A written final exam can be equally as stressful as an essay or Socratic seminar. (Royalty-free photo by Jessica Lewis via

You may be wondering, well, Sasha, how do you feel about finals? Or you may not have, but lucky for you, you are going to hear my opinion. As a sophomore in high school, I have actually never officially had a finals week due to the pandemic. Last year, if students had a passing grade, it was not required of them to take finals, and now this year, students with an A or B are not required to take finals. Therefore, I made sure I would not need to take finals. 

In general, there are pros and cons to final exams. However, there are more cons than pros to final exams. Taking care of oneself is the most important thing in someone’s life. Self-care is essential to maintaining a healthy lifestyle filled with contentment. However, school activities and academics actually promote students to neglect their self-care particularly during finals week. Extra-curricular activities and assignments take an extensive amount of time out of people’s personal life. Overall, as a society there should be absolutely no reason we promote individuals to abandon their self-care. Self-care is so important because, if you think about it, how is someone supposed to feel good about themselves if they are unclean, exhausted and hungry? The answer is they simply will not feel good or content. That is why academic pressure like finals week is detrimental to students and causes them stress, anxiety and fear. 

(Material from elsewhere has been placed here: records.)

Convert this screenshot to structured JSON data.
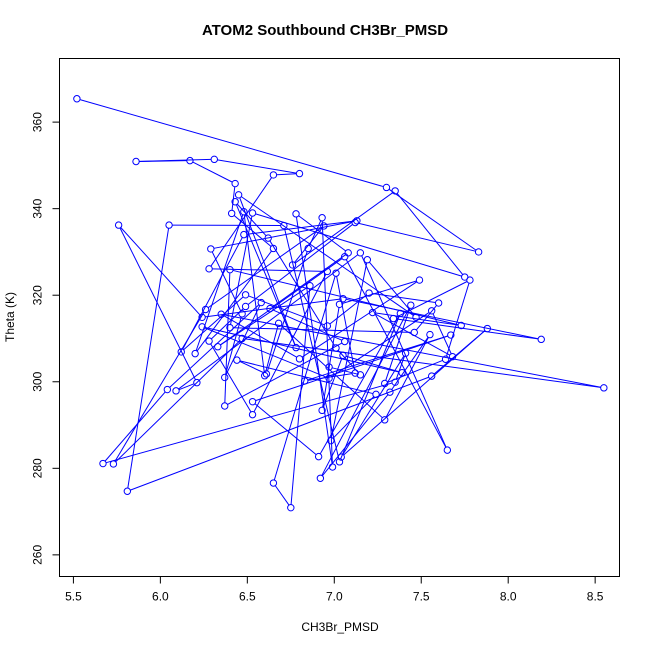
{
  "chart_data": {
    "type": "line",
    "title": "ATOM2 Southbound CH3Br_PMSD",
    "xlabel": "CH3Br_PMSD",
    "ylabel": "Theta (K)",
    "xlim": [
      5.42,
      8.64
    ],
    "ylim": [
      255.0,
      374.7
    ],
    "x_ticks": [
      5.5,
      6.0,
      6.5,
      7.0,
      7.5,
      8.0,
      8.5
    ],
    "x_tick_labels": [
      "5.5",
      "6.0",
      "6.5",
      "7.0",
      "7.5",
      "8.0",
      "8.5"
    ],
    "y_ticks": [
      260,
      280,
      300,
      320,
      340,
      360
    ],
    "y_tick_labels": [
      "260",
      "280",
      "300",
      "320",
      "340",
      "360"
    ],
    "grid": false,
    "legend": "none",
    "series_color": "#0000ff",
    "series": [
      {
        "points": [
          [
            5.52,
            365.4
          ],
          [
            7.3,
            344.9
          ],
          [
            7.83,
            330.0
          ],
          [
            7.12,
            336.8
          ],
          [
            6.49,
            317.4
          ],
          [
            6.28,
            309.4
          ],
          [
            6.53,
            292.4
          ],
          [
            6.96,
            325.5
          ],
          [
            6.28,
            326.1
          ],
          [
            6.65,
            347.8
          ],
          [
            6.8,
            348.1
          ],
          [
            6.31,
            351.4
          ],
          [
            5.86,
            350.9
          ],
          [
            6.17,
            351.1
          ],
          [
            6.43,
            345.8
          ],
          [
            6.41,
            338.9
          ],
          [
            6.65,
            330.8
          ],
          [
            6.2,
            306.5
          ],
          [
            6.48,
            339.3
          ],
          [
            6.6,
            301.4
          ],
          [
            6.68,
            313.5
          ],
          [
            7.29,
            291.2
          ],
          [
            7.55,
            310.9
          ],
          [
            7.32,
            297.6
          ],
          [
            6.92,
            277.7
          ],
          [
            7.44,
            317.7
          ],
          [
            7.29,
            299.6
          ],
          [
            7.64,
            305.2
          ],
          [
            7.78,
            323.5
          ],
          [
            7.34,
            314.6
          ],
          [
            8.19,
            309.8
          ],
          [
            7.05,
            319.2
          ],
          [
            6.24,
            314.9
          ],
          [
            5.76,
            336.2
          ],
          [
            6.21,
            299.8
          ],
          [
            6.09,
            297.9
          ],
          [
            7.15,
            329.8
          ],
          [
            7.65,
            284.2
          ],
          [
            7.06,
            328.9
          ],
          [
            6.33,
            308.1
          ],
          [
            6.86,
            322.2
          ],
          [
            6.75,
            270.9
          ],
          [
            6.65,
            276.6
          ],
          [
            7.01,
            325.1
          ],
          [
            7.12,
            302.0
          ],
          [
            6.83,
            300.2
          ],
          [
            7.67,
            310.8
          ],
          [
            6.53,
            295.4
          ],
          [
            6.91,
            282.7
          ],
          [
            7.38,
            315.8
          ],
          [
            7.03,
            281.5
          ],
          [
            6.71,
            336.1
          ],
          [
            6.05,
            336.2
          ],
          [
            5.81,
            274.7
          ],
          [
            7.56,
            301.3
          ],
          [
            7.88,
            312.3
          ],
          [
            7.04,
            282.6
          ],
          [
            7.41,
            306.6
          ],
          [
            7.35,
            299.9
          ],
          [
            5.67,
            281.1
          ],
          [
            6.04,
            298.2
          ],
          [
            6.58,
            318.3
          ],
          [
            6.37,
            301.0
          ],
          [
            6.47,
            315.7
          ],
          [
            6.29,
            330.7
          ],
          [
            7.13,
            337.2
          ],
          [
            6.48,
            334.0
          ],
          [
            6.12,
            306.9
          ],
          [
            6.49,
            320.1
          ],
          [
            6.96,
            312.9
          ],
          [
            7.2,
            320.5
          ],
          [
            7.6,
            318.2
          ],
          [
            7.46,
            311.4
          ],
          [
            6.4,
            312.5
          ],
          [
            6.53,
            339.0
          ],
          [
            7.75,
            324.2
          ],
          [
            7.35,
            344.1
          ],
          [
            6.76,
            327.0
          ],
          [
            6.94,
            336.0
          ],
          [
            6.26,
            316.7
          ],
          [
            5.73,
            281.0
          ],
          [
            6.47,
            310.0
          ],
          [
            8.55,
            298.6
          ],
          [
            6.35,
            315.6
          ],
          [
            6.8,
            305.3
          ],
          [
            7.49,
            323.5
          ],
          [
            7.03,
            317.9
          ],
          [
            6.93,
            293.4
          ],
          [
            7.05,
            306.1
          ],
          [
            7.39,
            302.1
          ],
          [
            6.24,
            312.7
          ],
          [
            6.97,
            300.8
          ],
          [
            7.56,
            316.4
          ],
          [
            7.68,
            305.8
          ],
          [
            7.22,
            316.0
          ],
          [
            7.73,
            313.0
          ],
          [
            6.4,
            325.9
          ],
          [
            6.37,
            294.4
          ],
          [
            7.06,
            309.3
          ],
          [
            6.63,
            316.9
          ],
          [
            7.08,
            329.8
          ],
          [
            6.78,
            338.8
          ],
          [
            6.99,
            280.3
          ],
          [
            6.93,
            337.9
          ],
          [
            6.85,
            330.8
          ],
          [
            6.61,
            301.8
          ],
          [
            6.44,
            305.0
          ],
          [
            7.24,
            297.1
          ],
          [
            6.98,
            286.4
          ],
          [
            7.19,
            328.2
          ],
          [
            7.47,
            314.9
          ],
          [
            6.45,
            343.2
          ],
          [
            6.78,
            307.9
          ],
          [
            6.43,
            341.6
          ],
          [
            6.62,
            333.2
          ],
          [
            7.01,
            307.8
          ],
          [
            7.15,
            301.6
          ],
          [
            6.97,
            303.4
          ]
        ]
      }
    ]
  }
}
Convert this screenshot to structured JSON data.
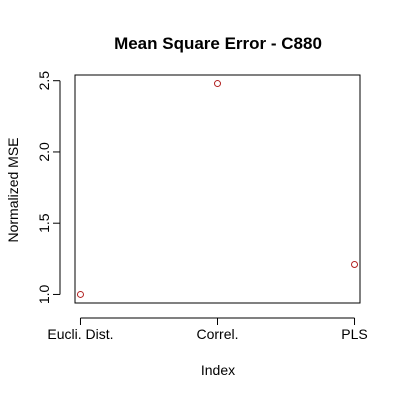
{
  "chart_data": {
    "type": "scatter",
    "title": "Mean Square Error - C880",
    "xlabel": "Index",
    "ylabel": "Normalized MSE",
    "categories": [
      "Eucli. Dist.",
      "Correl.",
      "PLS"
    ],
    "values": [
      1.0,
      2.48,
      1.21
    ],
    "yticks": [
      "1.0",
      "1.5",
      "2.0",
      "2.5"
    ],
    "ytick_values": [
      1.0,
      1.5,
      2.0,
      2.5
    ],
    "ylim": [
      0.94,
      2.54
    ],
    "xlim": [
      0.96,
      3.04
    ],
    "grid": false,
    "point_color": "#b22222",
    "point_style": "open-circle"
  }
}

Adults are all probably reading this and thinking, “I had to take finals and I survived.” But if you are an adult, I would urge you to think of your day-to-day life at your job. Is there ever a day or week where you are expected to complete 4+ projects in order to determine whether you can keep your job? Maybe there is, and that would justify final exams, but for the majority of jobs, you are not required to take multiple tests or complete multiple projects perfectly daily or weekly. So then why do we need final exams? What are exams doing besides hurting individuals’ mental health and causing stress?  There should not be one singular test that determines your livelihood. As humans, we deserve the right to take care of ourselves and not put our future on the line with tests. 

Finals becoming optional in many schools is a blessing in disguise. The idea that if students have an A or B then they do not need to take the final is golden, and will act as an encouragement to work harder during the semester to be rewarded at the end of the semester. At the end of the day, isn’t that what educators want? To encourage students to learn and work hard during the semester in their class. This final exam agreement will definitely do that. 

Whether you agree with me or not, a theme you can take out of the article today is self-care is key. So over winter break or the holidays, take some time to do some self-care. Take a hot bath, do a face mask, get plenty of sleep, and nourish your body. You will be surprised how much self-care can actually help your mental health. But, you could always not listen to me because, yet again, I don’t know.